S.E. Williams | Executive Editor
On Friday, Jan. 15, the California Employment Development Department (EDD) announced residents in the state are starting to see the availability of up to 11 weeks of additional unemployment benefits from two federal programs.
The state’s EDD is automatically reopening Pandemic Unemployment Assistance (PUA) and Pandemic Emergency Unemployment Assistance (PEUC) claims for those who had a balance remaining on those claims when the federal CARES Act expired on Dec. 26. These claimants will not have to re-open their claims, EDD is doing that for them.
The agency will notify claimants via email, text, or mailed notices when they can certify for benefit payments under these programs. Some first payments are already occurring as of January 10 and the Department anticipates completing the re-opening of these extended claims by Jan. 22.
EDD officials further advised for those who had already re-opened their unemployment claim online before being notified by EDD their account was screened and additional information was required, they will be allowed to certify for later weeks in January once the concerns are resolved and EDD will separately make earlier weeks beginning from Dec. 27 available to them.
Since Jan. 3, California has provided $526.9 million in additional unemployment benefits to more than one million Californians because of the extra $300 per week Federal Pandemic Additional Compensation (PAC) payments approved by Congress.
Also on Friday, the EDD confirmed to date it has applied fraud screening to 9.7 million unemployment claims established earlier in the COVID-19 pandemic which resulted in more than 1.4 million claims being identified as potentially fraudulent.

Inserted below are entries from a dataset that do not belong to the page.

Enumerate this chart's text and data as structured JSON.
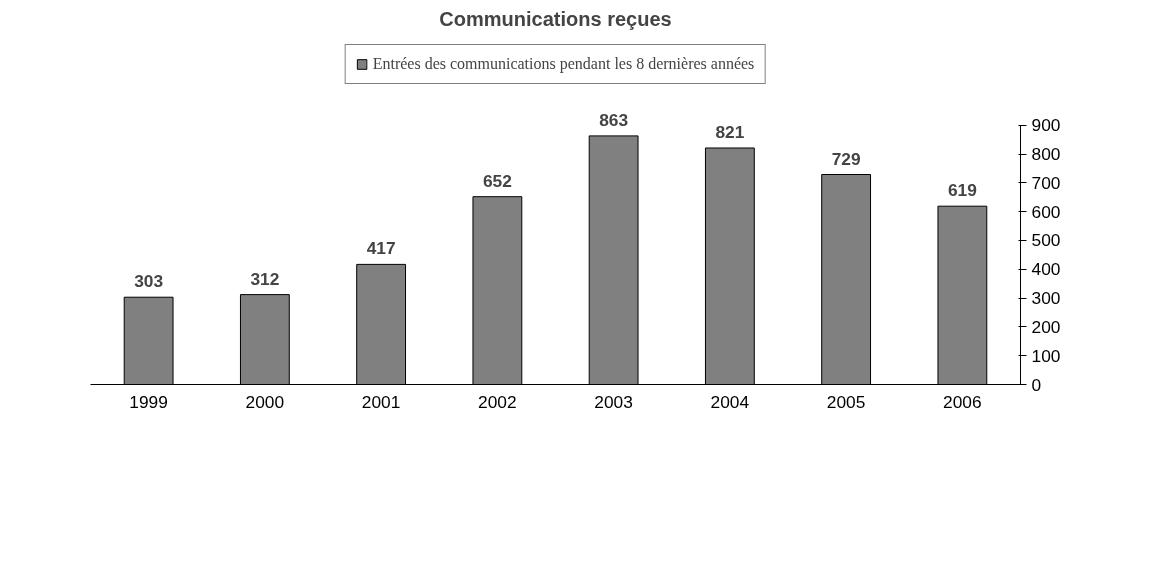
{
  "chart_data": {
    "type": "bar",
    "title": "Communications reçues",
    "categories": [
      "1999",
      "2000",
      "2001",
      "2002",
      "2003",
      "2004",
      "2005",
      "2006"
    ],
    "series": [
      {
        "name": "Entrées des communications pendant les 8 dernières années",
        "color": "#808080",
        "values": [
          303,
          312,
          417,
          652,
          863,
          821,
          729,
          619
        ]
      }
    ],
    "ylim": [
      0,
      900
    ],
    "yticks": [
      0,
      100,
      200,
      300,
      400,
      500,
      600,
      700,
      800,
      900
    ],
    "data_labels": true,
    "legend": "top",
    "grid": false
  }
}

“The individuals associated with these claims are receiving emails through their UI online account, or notices sent through the mail, indicating that further payment is temporarily suspended. EDD requires additional information to validate identity or eligibility so payments can resume for eligible claimants,” the Department stated.
Yet, there appears to be among those caught up in this fraud screening process, legitimate claims by individuals now forced to struggle even harder to make ends meet without any income as they wait for their benefit applications to be validated.
On Jan. 9, ABC News confirmed with EDD, and reported those with legitimate claims who are caught up in the sweeping investigation, may be without benefits until February.
EDD began sending notifications on Jan. 6 to verify claimants’ identity. These individuals are being routed to ID.me in phases for validating their identity or through EDD’s manual ID verification process for those without a UI Online account. As claimants have their identity verified, EDD is removing barriers on claims so payments can continue for those who are eligible. They say this is something that can occur in a matter of a few days.
EDD encourages claimants to review the resources they are receiving to make the process seamless and as quick as possible. The agency also noted how providing any requested documents online is the fastest option, ID.me also offers an option to verify your identity on a video call.
“These claims have eligibility issues associated with them,” the agency explained. As such, they are required to complete a questionnaire to determine if they meet requirements for continued benefits.
Claimants are also expected to continue certifying benefits for each week they wish to claim benefits while this additional verification effort is being completed. Doing this should minimize any delays in processing their claims.
For claims ultimately determined not to meet requirements for payment, the individuals associated with them are being notified about the reason(s) for the disqualification of benefits and their appeal rights.
On Friday, the EDD further provided clarification regarding the difference between this fraud investigation suspension of payments as separate from the investigation of possible fraud claims by Bank of America.
In the meantime, CBS reported a San Francisco law firm has filed a class-action lawsuit against Bank of America alleging a number of failings by the bank and its inability to protect those with EDD cards from fraud.
The suit alleges the bank has violated the California Consumer Privacy Act, the Unfair Competition Law, parts of the Electronic Funds Transfer Act, along with breach of contract with the EDD.
“Bank of America is assessing potential fraudulent claims and transactions involving the EDD debit cards, much like any credit card in the banking system,” EDD stated. “If you have experienced issues with accessing funds on those cards and have NOT received a message from EDD indicating that more information is needed, then this is an issue that only Bank of America can resolve.”
For resolution, please call the number on the back of the card 1-866-692-9374.
A Bank of America spokesperson provided the following statement:
“As California’s unemployment program faces billions of dollars in fraud, Bank of America is working every day with the state to prevent criminals from getting money and ensuring legitimate recipients receive their benefits.”
Whether the problem is with criminals, a failure of EDD, or breakdown of consumer protections at Bank of America, the bottom line is millions of innocents are being impacted at a time when things could not be much worse.
S.E. Williams is executive editor of the IE Voice and Black Voice News.